Aziz Ansah

Personal information
- Date of birth: 7 October 1980 (age 45)
- Place of birth: Ghana
- Height: 1.75 m (5 ft 9 in)
- Position: Defender

Youth career
- 1997: Cowlane Babies Colts

Senior career*
- Years: Team / Apps / (Gls)
- 1998–2000: Accra Great Olympics
- 1998–1999: R.F.C. Harelbeke / 2 / (1)
- 1999–2000: Napoli
- 2000–2001: FC Brussels
- 2001–2003: Asante Kotoko
- 2004: Ashdod / 11 / (0)
- 2005: Nadi Club Bahrain
- 2006–2007: Asante Kotoko
- 2007: Accra Great Olympics
- 2008–2009: Heartland F.C.
- 2010: FC Dallas
- 2010: Heartland F.C.
- 2010–2011: Asante Kotoko

International career
- 2002–2009: Ghana / 9 / (0)

= Aziz Ansah =

Ghanaian footballer (born 1980)

Aziz Ansah (born 7 October 1980) is a Ghanaian former professional footballer who played as defender.

==Club career==
Ansah was born in Ghana.
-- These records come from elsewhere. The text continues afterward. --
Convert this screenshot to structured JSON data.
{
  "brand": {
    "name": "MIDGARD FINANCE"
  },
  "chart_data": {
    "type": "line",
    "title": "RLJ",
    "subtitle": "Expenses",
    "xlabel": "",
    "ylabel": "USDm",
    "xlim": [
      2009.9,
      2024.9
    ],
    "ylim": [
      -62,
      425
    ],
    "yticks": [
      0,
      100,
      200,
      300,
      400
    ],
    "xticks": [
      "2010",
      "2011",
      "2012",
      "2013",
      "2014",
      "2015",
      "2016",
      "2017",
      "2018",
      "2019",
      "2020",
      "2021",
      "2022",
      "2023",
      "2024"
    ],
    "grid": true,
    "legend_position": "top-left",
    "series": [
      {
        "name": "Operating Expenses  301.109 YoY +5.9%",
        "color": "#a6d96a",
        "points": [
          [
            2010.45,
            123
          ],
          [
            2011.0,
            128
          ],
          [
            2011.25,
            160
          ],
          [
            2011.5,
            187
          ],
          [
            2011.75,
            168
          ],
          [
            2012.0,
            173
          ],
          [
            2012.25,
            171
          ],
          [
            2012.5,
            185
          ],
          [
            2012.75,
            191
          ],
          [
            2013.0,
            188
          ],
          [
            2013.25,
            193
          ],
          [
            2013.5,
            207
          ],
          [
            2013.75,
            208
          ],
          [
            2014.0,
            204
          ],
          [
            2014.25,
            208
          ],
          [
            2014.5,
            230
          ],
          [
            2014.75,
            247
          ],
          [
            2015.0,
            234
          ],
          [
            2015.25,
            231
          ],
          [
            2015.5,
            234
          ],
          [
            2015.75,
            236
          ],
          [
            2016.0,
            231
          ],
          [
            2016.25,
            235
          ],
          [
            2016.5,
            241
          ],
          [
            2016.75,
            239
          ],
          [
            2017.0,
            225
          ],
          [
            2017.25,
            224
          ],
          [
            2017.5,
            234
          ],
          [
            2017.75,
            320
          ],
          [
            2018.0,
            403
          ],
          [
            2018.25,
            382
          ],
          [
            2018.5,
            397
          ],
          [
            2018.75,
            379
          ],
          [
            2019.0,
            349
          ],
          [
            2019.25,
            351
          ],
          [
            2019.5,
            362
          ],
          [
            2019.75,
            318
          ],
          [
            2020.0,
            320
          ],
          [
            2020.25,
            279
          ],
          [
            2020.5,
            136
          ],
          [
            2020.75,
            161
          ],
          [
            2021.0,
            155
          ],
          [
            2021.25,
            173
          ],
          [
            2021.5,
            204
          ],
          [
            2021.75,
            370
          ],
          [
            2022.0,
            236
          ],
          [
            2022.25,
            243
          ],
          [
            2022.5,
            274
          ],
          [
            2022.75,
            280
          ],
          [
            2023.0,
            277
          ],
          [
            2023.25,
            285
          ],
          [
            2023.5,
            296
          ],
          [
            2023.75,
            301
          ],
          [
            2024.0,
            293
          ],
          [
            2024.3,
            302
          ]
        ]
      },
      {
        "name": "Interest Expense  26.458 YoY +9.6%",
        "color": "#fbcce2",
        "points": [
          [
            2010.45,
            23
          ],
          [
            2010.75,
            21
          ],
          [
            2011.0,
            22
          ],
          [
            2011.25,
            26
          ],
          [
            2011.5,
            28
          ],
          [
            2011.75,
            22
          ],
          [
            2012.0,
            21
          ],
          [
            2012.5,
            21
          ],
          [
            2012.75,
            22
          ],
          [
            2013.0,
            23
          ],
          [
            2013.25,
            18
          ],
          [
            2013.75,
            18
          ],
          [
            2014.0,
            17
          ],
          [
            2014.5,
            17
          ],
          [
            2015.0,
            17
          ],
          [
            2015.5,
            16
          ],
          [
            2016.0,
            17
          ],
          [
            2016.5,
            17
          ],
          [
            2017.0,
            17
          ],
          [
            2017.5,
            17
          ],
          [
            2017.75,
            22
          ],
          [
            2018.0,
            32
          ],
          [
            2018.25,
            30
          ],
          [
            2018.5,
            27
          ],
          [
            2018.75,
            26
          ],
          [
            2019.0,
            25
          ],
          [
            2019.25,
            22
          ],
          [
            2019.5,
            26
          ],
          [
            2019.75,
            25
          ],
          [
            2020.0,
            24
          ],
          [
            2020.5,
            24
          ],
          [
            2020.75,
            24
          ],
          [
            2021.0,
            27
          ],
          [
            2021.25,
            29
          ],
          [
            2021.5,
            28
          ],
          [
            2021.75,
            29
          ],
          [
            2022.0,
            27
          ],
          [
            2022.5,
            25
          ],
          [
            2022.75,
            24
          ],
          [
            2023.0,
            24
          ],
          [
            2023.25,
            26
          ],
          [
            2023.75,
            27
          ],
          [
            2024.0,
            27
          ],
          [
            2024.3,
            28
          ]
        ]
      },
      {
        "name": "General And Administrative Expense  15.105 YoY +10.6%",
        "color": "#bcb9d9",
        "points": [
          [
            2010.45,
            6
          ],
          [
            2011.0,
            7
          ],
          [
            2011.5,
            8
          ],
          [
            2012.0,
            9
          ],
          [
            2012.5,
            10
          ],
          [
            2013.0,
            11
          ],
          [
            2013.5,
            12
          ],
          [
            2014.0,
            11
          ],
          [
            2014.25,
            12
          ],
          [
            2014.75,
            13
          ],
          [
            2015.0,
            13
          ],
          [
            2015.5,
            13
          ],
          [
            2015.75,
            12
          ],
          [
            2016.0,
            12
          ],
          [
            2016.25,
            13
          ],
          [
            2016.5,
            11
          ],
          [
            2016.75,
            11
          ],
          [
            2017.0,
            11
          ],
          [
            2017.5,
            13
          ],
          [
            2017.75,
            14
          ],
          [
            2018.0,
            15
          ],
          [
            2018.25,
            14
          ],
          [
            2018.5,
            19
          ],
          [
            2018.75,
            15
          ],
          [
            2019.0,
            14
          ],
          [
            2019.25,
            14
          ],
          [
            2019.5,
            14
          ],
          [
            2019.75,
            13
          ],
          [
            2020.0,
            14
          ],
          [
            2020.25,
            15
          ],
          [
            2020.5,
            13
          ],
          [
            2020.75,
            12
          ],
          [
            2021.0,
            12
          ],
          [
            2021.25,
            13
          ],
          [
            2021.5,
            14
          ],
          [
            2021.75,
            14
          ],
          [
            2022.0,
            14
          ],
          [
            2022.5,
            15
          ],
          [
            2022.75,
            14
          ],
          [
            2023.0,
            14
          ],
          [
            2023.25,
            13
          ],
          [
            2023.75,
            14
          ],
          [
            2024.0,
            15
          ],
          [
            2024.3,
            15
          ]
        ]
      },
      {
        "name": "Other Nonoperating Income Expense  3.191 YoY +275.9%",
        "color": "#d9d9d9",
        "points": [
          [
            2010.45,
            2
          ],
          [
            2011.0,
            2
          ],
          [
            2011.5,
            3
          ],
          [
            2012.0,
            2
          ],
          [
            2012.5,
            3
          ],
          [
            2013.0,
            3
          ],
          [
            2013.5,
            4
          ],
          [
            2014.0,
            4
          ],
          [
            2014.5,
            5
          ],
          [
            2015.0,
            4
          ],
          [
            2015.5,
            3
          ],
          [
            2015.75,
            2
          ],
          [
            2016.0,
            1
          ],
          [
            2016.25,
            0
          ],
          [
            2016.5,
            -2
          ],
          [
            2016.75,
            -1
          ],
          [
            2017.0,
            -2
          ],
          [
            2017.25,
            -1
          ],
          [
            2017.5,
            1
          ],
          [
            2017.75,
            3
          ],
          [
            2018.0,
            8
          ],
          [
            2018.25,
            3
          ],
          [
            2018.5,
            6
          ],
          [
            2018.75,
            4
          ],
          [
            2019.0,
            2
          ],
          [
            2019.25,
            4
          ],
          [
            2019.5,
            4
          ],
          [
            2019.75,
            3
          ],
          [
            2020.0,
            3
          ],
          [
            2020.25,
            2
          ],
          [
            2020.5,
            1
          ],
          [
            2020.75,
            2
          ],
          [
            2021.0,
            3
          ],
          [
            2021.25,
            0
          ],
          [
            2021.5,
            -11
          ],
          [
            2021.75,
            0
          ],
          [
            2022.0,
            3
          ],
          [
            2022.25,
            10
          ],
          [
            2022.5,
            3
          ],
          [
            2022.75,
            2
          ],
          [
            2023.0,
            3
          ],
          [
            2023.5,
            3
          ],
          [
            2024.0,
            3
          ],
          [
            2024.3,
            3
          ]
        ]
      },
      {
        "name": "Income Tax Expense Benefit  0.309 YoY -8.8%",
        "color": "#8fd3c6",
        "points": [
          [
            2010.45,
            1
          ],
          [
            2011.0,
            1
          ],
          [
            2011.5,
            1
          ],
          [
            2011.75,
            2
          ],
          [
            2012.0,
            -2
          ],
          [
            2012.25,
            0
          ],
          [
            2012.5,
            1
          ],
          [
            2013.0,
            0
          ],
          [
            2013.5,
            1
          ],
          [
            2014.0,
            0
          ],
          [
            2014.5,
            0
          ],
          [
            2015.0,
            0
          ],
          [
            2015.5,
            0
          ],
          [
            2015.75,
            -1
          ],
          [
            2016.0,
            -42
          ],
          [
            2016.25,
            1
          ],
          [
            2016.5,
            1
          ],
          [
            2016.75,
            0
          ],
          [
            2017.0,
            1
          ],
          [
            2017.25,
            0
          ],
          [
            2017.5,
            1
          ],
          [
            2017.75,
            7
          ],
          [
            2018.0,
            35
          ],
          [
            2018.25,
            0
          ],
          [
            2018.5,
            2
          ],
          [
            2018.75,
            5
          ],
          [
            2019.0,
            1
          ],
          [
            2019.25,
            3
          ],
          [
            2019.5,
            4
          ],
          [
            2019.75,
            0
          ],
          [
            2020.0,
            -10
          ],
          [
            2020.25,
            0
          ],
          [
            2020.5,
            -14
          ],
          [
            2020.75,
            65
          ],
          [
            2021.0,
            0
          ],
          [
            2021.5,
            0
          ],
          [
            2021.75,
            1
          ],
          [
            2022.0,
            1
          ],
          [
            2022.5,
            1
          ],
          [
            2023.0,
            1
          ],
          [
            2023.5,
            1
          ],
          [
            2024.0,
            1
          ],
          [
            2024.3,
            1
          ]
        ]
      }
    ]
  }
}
He moved to F.C. Dallas during the 2010 transfer window from the Nigerian CAF Champions League runners up Heartland F.C. He was released from the F.C. Dallas less than two months later in February 2010, having only played preseason matches.

==International career==
Ansah first played international football for Ghana as a midfielder at the 1997 FIFA U-17 World Championship in Egypt, where Ghana were the losing finalist to Brazil. He later went on to receive nine full international caps and was part of Ghana's squad at the 2006 Africa Cup of Nations in Egypt, but subsequently missed out on a place in the squad for the 2006 FIFA World Cup.